Я подрастал, был худым, высоким мальчиком с узкими плечами и впалой грудью. К делу строительных работ я привыкнуть не мог и дядька признал меня негодным. Немало виртуозных оборотов речи по поводу моего непонимания и моей глупости выслушал я от него, спокойно возражая ему. Однажды тяжелый мраморный пресс подтвердил убедительность его слов, пролетел мимо головы и рассек мне ухо. Шрам, память о рыжеусом дядьке, я ношу до сих пор. Позже мы сделались с ним приятелями. Лет шестнадцати я был молчаливым и трезвым свидетелем грандиозных попоек, устраивавшихся им в садах загородных ресторанов. Это были такие же летние вечера, которые мы проводили за столом, среди груды бутылок, в обществе главного бухгалтера, помощника пристава и четырех или пяти девиц, сидевших на коленях у мужчин. Меня терпели, хотя я пить не умел и брезгливо отстранялся от девиц. Захмелев, дядька любил философствовать со мной и разводить циническую систему мироустройства и полной безответственности человека. Я равнодушно отвечал репликами, порой бросая компанию и с любопытством разглядывая мир ночного кутежа: купцов, военных, женщин, актеров и людей неизвестного звания, с булавками в пестрых галстуках и цветном белье.
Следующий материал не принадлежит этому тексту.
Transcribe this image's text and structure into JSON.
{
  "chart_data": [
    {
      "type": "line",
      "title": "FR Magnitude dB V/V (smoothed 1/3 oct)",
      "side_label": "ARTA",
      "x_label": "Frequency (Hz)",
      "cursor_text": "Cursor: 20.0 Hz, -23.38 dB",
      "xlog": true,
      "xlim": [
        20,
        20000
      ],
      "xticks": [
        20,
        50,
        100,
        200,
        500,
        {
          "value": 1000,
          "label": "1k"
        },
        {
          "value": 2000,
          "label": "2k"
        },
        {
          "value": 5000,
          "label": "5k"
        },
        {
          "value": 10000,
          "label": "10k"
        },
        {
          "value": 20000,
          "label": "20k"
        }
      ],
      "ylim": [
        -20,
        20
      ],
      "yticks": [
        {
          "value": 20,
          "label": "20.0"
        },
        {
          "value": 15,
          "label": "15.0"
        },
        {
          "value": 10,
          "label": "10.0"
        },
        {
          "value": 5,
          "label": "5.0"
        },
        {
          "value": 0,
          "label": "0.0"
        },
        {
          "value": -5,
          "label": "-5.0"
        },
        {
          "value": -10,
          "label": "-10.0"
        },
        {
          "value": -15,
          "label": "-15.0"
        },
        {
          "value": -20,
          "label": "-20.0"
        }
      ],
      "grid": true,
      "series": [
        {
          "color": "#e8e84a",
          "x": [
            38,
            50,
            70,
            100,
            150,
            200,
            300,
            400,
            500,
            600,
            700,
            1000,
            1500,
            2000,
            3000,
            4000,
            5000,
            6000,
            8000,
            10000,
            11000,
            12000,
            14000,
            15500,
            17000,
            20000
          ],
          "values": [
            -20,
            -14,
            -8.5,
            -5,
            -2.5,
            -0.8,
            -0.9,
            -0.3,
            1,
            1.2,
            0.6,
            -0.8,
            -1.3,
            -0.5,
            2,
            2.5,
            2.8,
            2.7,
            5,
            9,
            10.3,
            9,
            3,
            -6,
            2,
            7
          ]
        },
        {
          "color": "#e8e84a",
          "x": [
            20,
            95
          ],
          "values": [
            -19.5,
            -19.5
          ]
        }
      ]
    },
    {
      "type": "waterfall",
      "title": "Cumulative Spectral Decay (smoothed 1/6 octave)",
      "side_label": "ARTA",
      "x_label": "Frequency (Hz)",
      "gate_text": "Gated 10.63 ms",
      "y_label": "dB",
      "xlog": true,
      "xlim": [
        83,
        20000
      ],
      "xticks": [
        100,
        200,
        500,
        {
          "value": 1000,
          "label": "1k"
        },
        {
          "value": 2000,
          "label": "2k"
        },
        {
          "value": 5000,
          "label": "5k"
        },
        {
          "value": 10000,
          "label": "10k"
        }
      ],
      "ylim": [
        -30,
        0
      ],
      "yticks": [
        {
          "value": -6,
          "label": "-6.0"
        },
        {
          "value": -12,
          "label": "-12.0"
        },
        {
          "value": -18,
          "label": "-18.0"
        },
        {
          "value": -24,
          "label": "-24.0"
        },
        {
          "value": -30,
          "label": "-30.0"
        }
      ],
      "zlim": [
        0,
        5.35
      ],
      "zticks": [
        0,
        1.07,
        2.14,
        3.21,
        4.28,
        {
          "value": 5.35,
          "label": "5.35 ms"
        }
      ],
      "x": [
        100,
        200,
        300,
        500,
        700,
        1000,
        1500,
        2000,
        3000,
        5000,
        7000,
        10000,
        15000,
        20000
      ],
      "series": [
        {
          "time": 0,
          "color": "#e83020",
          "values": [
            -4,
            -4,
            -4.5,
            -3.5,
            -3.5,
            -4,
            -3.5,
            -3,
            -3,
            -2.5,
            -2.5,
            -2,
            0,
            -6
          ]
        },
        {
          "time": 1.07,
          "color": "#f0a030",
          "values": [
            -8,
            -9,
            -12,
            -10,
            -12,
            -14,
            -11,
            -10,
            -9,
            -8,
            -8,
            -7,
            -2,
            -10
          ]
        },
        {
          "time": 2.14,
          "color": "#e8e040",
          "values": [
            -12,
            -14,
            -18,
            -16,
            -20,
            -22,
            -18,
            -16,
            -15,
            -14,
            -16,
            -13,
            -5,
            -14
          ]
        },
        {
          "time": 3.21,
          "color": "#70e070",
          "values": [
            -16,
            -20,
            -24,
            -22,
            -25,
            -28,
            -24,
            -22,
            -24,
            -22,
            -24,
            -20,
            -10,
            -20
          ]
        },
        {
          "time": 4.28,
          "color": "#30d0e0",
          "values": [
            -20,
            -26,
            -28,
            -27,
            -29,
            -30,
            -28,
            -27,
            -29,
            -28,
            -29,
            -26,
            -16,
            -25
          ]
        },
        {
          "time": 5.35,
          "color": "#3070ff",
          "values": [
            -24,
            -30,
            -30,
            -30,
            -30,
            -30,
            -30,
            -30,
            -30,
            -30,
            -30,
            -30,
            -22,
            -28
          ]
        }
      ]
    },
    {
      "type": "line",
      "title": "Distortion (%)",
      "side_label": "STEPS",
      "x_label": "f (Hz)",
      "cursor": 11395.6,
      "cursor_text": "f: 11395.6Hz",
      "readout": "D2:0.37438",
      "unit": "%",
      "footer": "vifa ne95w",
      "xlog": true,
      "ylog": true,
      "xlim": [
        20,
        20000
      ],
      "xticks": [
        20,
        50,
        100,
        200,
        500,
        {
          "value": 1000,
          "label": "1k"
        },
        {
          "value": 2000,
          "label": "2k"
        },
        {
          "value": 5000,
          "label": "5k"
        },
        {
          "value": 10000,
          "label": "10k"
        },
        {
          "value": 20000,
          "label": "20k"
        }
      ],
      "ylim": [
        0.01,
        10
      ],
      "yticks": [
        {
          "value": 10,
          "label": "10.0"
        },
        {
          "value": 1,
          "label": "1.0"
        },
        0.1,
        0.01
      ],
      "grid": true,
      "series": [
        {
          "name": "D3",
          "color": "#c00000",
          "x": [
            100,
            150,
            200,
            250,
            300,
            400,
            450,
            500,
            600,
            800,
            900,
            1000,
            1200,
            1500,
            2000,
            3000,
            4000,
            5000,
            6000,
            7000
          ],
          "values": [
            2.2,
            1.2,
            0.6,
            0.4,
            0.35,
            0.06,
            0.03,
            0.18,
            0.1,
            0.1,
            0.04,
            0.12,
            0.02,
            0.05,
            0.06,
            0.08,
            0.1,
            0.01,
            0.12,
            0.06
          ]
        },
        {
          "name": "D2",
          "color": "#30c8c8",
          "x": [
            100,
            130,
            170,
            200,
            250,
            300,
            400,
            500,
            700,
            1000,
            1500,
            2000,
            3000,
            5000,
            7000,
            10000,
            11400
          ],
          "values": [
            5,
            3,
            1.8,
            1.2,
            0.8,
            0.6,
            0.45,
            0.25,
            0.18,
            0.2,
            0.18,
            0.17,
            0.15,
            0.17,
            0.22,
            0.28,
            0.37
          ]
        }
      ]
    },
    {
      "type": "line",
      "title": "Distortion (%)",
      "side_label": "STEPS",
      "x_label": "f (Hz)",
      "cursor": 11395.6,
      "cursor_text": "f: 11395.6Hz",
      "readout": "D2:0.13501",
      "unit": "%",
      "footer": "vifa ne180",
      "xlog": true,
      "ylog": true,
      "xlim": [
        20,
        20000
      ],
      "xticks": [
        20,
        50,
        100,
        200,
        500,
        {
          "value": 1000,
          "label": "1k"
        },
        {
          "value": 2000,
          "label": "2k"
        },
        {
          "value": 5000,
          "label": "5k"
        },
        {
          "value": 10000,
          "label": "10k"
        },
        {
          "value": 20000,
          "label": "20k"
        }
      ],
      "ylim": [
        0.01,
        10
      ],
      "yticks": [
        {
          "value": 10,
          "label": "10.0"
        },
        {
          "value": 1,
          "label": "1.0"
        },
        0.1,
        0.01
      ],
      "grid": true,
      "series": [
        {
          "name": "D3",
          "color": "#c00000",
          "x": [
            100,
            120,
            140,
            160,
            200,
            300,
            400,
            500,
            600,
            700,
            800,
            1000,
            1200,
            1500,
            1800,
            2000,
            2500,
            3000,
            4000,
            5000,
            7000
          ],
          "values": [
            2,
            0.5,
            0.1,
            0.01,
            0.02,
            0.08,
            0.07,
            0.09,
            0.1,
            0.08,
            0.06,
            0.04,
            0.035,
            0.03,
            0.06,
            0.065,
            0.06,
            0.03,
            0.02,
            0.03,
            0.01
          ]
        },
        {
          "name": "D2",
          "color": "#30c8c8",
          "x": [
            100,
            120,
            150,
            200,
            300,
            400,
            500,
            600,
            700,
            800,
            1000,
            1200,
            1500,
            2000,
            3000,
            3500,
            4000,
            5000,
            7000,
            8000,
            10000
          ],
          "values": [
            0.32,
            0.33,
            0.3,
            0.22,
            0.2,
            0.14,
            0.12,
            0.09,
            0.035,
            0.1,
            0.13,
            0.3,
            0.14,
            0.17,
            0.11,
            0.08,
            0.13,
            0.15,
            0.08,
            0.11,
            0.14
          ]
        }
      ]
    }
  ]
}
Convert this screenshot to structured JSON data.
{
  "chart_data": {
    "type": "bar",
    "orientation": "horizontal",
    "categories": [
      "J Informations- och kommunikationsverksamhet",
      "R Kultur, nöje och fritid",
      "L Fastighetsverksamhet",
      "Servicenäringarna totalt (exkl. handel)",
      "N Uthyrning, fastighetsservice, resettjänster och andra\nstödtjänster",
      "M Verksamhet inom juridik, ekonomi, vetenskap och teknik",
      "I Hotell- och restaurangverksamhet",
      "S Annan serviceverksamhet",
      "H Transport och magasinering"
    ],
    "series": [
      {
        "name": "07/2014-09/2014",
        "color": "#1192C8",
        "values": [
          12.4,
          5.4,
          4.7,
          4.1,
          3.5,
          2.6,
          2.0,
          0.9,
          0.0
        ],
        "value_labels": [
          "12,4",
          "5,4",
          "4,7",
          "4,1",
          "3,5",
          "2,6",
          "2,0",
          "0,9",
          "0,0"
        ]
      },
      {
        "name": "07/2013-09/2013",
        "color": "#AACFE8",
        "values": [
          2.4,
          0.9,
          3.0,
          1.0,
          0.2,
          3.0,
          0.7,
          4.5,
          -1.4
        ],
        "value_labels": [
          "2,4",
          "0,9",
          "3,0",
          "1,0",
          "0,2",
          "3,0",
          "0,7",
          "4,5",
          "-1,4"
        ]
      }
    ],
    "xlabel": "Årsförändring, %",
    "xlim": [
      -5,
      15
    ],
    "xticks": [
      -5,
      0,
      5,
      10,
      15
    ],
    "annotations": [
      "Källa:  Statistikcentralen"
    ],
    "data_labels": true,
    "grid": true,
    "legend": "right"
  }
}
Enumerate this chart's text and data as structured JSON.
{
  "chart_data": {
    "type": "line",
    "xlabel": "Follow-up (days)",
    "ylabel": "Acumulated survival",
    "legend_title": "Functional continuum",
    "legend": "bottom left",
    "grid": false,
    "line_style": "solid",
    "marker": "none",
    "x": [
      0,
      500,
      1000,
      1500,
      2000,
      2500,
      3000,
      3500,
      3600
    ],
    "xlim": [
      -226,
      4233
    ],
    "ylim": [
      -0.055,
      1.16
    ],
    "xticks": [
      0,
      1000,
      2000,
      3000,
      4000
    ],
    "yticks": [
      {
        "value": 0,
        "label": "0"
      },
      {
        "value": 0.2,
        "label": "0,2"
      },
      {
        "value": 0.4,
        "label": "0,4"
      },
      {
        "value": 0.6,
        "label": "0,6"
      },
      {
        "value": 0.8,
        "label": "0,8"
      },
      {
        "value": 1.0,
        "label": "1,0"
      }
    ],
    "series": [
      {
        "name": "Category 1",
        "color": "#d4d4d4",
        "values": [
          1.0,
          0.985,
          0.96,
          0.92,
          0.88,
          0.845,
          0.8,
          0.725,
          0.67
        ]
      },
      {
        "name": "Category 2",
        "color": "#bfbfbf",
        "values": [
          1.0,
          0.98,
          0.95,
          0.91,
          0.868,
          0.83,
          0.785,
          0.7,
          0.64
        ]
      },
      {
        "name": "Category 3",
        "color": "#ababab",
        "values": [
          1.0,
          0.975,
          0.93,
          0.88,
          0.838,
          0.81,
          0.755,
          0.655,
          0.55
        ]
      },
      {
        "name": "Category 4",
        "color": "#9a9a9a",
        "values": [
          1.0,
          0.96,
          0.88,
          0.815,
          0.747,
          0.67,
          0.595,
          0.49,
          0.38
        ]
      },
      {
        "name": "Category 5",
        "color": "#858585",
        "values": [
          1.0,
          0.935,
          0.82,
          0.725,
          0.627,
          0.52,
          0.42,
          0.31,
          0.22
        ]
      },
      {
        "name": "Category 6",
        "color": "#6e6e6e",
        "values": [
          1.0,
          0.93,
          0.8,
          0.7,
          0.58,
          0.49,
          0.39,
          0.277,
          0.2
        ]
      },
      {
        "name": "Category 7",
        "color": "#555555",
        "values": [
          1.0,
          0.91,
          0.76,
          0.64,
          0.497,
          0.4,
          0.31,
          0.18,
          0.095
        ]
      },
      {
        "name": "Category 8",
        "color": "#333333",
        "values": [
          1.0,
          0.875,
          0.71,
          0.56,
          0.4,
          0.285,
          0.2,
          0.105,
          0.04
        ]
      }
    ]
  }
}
Философствовал же дядька со мной потому, что знал мое пристрастие к книгам. Вначале он вырывал их у меня из рук и хлопал о пол. Потом это ему надоело. «Читай, черт с тобой, может быть, архиереем или раввином будешь!..» Книги было трудно доставать, денег у меня не было; я обходил дома, всех, кого знал и всюду выпрашивал книги. Я помню дрожь почти сладострастную, какую я испытывал, когда знал, что у меня в каморке лежат непрочитанные темы старых журналов или сочинения классиков.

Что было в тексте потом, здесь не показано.